SendGrid was still right imo, and I hate shitty customer service. What they could've done better is explain that $$$ for sending @1000 emails/day isn't worth sidestepping procedures which are wholly designed to stop spammers that can have %% impact on bottom line by degrading email IP reputations.
Sorry for the winded explanation. I think the gist is there.
One day at the front page of HN of a single page where the only thing you can do is sign up to receive emails is enough to justify 1,000 emails a day IMO. Without knowing anything else, I think the customer support person that took the time to reply me a few times to explain the issue, could have made the decision that likelihood of my service being spam is ~0%.
edit: that's exactly what they did at Mailgun btw. The first reply came with a "I'll need to check with other team". Hours later, without any followup from me, came the second reply with "Thanks for providing the information. We have removed the limitations to your account." (copied pasted).

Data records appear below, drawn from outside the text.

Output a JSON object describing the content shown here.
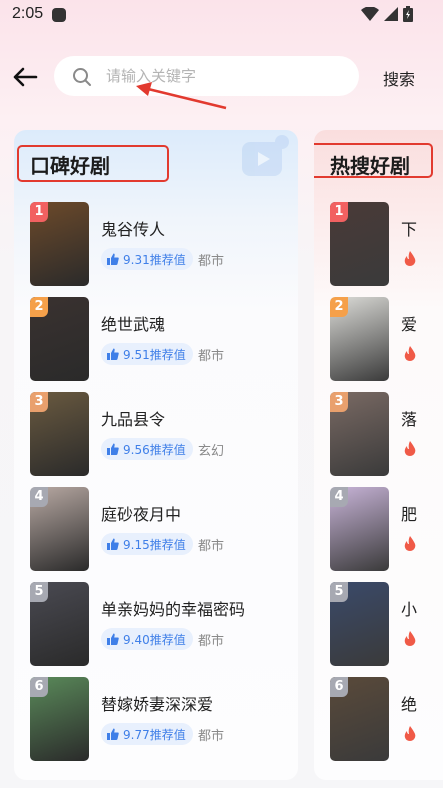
{
  "status": {
    "time": "2:05"
  },
  "search": {
    "placeholder": "请输入关键字",
    "button_label": "搜索"
  },
  "accent_colors": {
    "search_blue": "#3f7fe8",
    "hot_red": "#f05a47",
    "annotation_red": "#e23a2f"
  },
  "left_panel": {
    "title": "口碑好剧",
    "items": [
      {
        "rank": "1",
        "title": "鬼谷传人",
        "score": "9.31推荐值",
        "genre": "都市",
        "rank_color": "#f26161",
        "poster_color": "#6d4a2a"
      },
      {
        "rank": "2",
        "title": "绝世武魂",
        "score": "9.51推荐值",
        "genre": "都市",
        "rank_color": "#f5a04a",
        "poster_color": "#3a3230"
      },
      {
        "rank": "3",
        "title": "九品县令",
        "score": "9.56推荐值",
        "genre": "玄幻",
        "rank_color": "#e9a06d",
        "poster_color": "#6a5a40"
      },
      {
        "rank": "4",
        "title": "庭砂夜月中",
        "score": "9.15推荐值",
        "genre": "都市",
        "rank_color": "#a7a9b2",
        "poster_color": "#b8a9a3"
      },
      {
        "rank": "5",
        "title": "单亲妈妈的幸福密码",
        "score": "9.40推荐值",
        "genre": "都市",
        "rank_color": "#a7a9b2",
        "poster_color": "#4a4a52"
      },
      {
        "rank": "6",
        "title": "替嫁娇妻深深爱",
        "score": "9.77推荐值",
        "genre": "都市",
        "rank_color": "#a7a9b2",
        "poster_color": "#5a8a5a"
      }
    ]
  },
  "right_panel": {
    "title": "热搜好剧",
    "items": [
      {
        "rank": "1",
        "title": "下",
        "rank_color": "#f26161",
        "poster_color": "#4a3a38"
      },
      {
        "rank": "2",
        "title": "爱",
        "rank_color": "#f5a04a",
        "poster_color": "#dcdcd8"
      },
      {
        "rank": "3",
        "title": "落",
        "rank_color": "#e9a06d",
        "poster_color": "#7a6a64"
      },
      {
        "rank": "4",
        "title": "肥",
        "rank_color": "#a7a9b2",
        "poster_color": "#c8b4d8"
      },
      {
        "rank": "5",
        "title": "小",
        "rank_color": "#a7a9b2",
        "poster_color": "#3a4a6a"
      },
      {
        "rank": "6",
        "title": "绝",
        "rank_color": "#a7a9b2",
        "poster_color": "#5a4a3a"
      }
    ]
  }
}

Excellent execution in both getting the account and keeping the risk of delivering spam through their service very low. Compare this to Sendgrid, with three or four cryptic replies, and a lost account.

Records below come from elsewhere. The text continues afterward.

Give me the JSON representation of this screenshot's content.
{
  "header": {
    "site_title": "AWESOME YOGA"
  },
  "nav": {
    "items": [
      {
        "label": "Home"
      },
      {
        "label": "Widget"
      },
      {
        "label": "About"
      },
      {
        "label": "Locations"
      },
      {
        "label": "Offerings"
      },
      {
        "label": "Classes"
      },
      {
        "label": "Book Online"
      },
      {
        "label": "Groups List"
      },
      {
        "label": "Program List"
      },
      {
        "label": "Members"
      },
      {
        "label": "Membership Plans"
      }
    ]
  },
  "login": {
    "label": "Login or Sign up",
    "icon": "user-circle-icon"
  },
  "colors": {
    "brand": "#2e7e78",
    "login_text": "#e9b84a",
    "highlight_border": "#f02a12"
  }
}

Check Amplitude's CEO HN thread about what drove the success of the company to the IPO. Among other things, making it easy/free for small companies to use Amplitude, even though their sole business model was to aim at big corporate accounts. For a few small companies that would turn into big corporate accounts or that were acquired by big corporations that would then adopt Amplitude and become big corporate accounts.
I think it would make strategic sense for SendGrid to greenlight my account. It was not a sensible, necessary anti-spam policy IMO, it was just poor execution.

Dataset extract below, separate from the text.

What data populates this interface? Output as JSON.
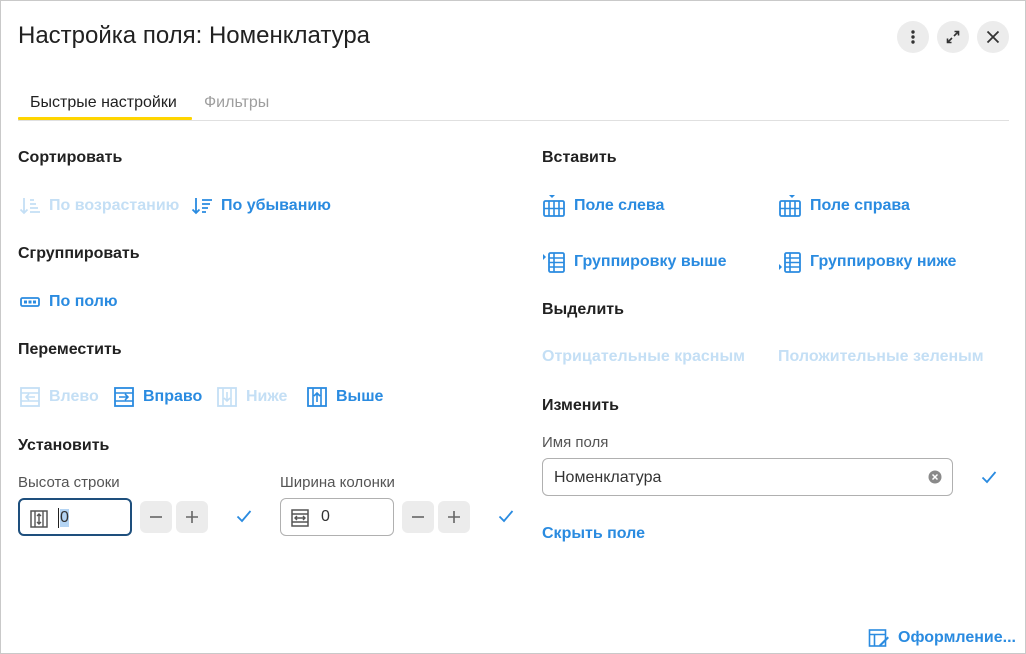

> making it easy/free for small companies to use Amplitude, even though their sole business model was to aim at big corporate accounts. For a few small companies that would turn into big corporate accounts or that were acquired by big corporations that would then adopt Amplitude and become big corporate accounts
I'm glad you shared that, because I've been all but completely against free trials lately. The advice is model dependent, but you've definitely made me think twice about considering free/low-cost options when I would've otherwise completely discounted the ideas due to the usual headaches(spam, abuse, etc).
Sorry for the winded explanation. I think the gist is there.